まぁ、なんとかなったから良いやと、もうレキと呼ぶのは無理であろう適当さ極まる遥はそう思って、目の前の人へと食べ物を勧める。
「お婆ちゃん、この塩茹で枝豆美味しいですよ。茹でたてですから、どんどん食べてください。ややっ! 枝豆が黒いっ! これは腐って」
「最高級の黒い枝豆とか言うオチだろう。知ってるよ、アホ娘」
ありゃりゃ、ネタバレしていましたかと残念がる少女を見て、フンと息を吐きガバリと枝豆を取るコマンドー婆ちゃん。ワシャワシャと皮ごと食べながら、少女が大丈夫なようなので、やさしい笑みを口元に少しだけ浮かべた。

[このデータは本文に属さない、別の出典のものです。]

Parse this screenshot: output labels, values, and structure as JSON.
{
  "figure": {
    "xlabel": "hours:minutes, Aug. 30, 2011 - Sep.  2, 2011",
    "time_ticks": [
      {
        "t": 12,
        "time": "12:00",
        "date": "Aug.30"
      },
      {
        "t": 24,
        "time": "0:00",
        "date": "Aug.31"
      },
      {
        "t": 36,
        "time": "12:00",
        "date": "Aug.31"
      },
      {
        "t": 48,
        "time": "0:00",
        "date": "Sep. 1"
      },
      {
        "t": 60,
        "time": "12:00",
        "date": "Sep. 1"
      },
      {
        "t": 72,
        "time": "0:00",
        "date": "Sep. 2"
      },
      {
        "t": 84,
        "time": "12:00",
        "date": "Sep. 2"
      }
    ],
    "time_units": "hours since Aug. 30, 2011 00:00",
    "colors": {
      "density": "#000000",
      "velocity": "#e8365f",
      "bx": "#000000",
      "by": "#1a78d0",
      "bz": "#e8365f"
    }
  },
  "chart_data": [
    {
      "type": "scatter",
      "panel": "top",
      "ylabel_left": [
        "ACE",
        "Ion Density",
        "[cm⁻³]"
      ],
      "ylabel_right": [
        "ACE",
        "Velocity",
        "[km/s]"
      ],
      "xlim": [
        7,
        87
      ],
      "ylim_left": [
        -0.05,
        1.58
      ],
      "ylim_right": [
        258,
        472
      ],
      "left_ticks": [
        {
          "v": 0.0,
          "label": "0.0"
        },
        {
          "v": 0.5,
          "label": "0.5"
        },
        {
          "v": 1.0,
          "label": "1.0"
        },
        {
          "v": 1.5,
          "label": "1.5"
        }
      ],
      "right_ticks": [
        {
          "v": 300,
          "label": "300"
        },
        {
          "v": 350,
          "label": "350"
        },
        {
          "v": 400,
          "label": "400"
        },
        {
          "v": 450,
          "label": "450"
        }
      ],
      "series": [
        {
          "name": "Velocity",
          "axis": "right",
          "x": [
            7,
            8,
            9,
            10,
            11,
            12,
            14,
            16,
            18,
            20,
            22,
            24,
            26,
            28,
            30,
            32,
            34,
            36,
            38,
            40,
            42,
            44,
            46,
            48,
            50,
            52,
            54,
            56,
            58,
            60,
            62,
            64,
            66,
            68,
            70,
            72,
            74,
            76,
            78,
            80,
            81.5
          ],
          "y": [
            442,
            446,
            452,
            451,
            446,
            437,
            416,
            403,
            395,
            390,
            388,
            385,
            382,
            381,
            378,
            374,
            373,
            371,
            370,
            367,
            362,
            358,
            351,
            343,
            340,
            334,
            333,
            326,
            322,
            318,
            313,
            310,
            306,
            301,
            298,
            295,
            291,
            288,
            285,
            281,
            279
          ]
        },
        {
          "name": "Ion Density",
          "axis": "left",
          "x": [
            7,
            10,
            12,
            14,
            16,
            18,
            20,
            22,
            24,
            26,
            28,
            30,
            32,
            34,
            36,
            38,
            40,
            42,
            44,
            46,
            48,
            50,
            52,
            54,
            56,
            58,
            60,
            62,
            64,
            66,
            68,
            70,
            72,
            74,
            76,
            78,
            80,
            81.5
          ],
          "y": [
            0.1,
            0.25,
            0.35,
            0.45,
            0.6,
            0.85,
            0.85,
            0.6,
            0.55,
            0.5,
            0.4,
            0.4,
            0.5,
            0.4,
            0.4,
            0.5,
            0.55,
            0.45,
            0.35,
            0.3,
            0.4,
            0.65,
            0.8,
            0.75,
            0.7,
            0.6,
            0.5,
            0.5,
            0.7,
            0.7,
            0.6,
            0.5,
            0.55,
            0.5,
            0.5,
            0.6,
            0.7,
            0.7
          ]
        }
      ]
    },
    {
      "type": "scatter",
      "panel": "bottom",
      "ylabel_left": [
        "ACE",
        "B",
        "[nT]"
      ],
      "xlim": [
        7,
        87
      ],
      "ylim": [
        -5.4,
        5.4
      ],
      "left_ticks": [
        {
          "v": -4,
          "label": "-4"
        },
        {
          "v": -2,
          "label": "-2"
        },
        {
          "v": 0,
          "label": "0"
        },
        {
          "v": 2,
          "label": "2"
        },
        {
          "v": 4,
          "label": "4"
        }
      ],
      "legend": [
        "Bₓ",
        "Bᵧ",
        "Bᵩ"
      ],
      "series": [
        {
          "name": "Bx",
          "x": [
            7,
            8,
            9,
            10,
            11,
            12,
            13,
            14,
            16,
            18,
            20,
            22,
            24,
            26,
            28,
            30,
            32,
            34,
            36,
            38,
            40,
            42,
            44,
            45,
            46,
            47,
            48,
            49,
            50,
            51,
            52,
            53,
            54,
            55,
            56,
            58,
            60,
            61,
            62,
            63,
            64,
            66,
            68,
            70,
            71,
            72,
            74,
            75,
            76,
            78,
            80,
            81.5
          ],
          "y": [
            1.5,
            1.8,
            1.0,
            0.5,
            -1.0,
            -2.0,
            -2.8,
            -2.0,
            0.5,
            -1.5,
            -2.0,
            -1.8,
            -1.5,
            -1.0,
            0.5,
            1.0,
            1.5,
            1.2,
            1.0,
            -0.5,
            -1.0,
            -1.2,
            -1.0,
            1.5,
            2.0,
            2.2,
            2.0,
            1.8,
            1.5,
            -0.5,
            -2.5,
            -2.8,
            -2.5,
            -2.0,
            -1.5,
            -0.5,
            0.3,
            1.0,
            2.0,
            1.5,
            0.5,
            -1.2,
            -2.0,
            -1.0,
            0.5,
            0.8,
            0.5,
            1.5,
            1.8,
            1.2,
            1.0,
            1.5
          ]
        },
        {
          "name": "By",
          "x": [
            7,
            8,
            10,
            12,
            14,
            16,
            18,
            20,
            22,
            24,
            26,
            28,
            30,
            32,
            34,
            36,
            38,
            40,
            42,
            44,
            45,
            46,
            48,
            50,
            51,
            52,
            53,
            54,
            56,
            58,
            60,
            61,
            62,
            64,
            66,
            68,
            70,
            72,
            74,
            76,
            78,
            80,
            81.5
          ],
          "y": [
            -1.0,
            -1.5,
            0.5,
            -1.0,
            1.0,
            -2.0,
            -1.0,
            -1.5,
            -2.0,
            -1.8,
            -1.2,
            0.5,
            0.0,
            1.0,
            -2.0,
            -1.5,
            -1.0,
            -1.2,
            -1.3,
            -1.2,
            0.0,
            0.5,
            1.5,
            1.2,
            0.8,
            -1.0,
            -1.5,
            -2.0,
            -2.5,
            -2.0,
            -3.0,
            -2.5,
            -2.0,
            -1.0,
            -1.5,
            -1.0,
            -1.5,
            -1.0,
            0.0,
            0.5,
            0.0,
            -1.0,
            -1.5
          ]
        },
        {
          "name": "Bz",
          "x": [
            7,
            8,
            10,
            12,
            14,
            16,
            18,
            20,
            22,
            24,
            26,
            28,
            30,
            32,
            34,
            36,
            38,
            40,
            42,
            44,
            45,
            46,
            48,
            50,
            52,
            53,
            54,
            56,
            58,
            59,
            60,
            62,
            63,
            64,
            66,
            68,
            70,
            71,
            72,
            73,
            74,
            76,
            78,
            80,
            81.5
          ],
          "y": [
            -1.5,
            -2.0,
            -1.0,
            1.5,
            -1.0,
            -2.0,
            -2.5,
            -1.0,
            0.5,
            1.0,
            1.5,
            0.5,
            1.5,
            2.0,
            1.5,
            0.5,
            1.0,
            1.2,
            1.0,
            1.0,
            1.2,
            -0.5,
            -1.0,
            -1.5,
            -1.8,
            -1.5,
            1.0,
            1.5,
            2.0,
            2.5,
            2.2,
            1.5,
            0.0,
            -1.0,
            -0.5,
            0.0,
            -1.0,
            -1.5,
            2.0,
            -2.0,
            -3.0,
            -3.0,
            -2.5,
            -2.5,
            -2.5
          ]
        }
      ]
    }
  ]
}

「私がいなくて大変だったとか。そうでしょう、そうですよね? なにか大変なことがあったのでは? 可愛らしい天使な美少女レキがいないと大変なことが?」
「……いや、アホ娘がいなくて平和なもんだった。敵も弱っちくてね。アホ娘の出番はそろそろ戦場じゃ必要ないんじゃと言われる程順調だったさね」
え〜、そんなに簡単だったんですかと、子供な少女がコマンドー婆ちゃんの腕をグイグイ引っ張るが、フンと唸って簡単すぎたよと言うコマンドー婆ちゃん。
周りの人々はそのほのぼのした光景に癒やされて笑顔になる。
「それも良いでしょ、それもね」
静香はそのお婆ちゃんに駄々をこねる孫娘のような光景を見て、肩をすくめてビールを飲むのであった。
収穫祭と言いつつも、神楽が作られて奉納の舞をしたりする以外はいつもの祭りとまったく変わらない。即ち食べて飲んで騒いでという感じだ。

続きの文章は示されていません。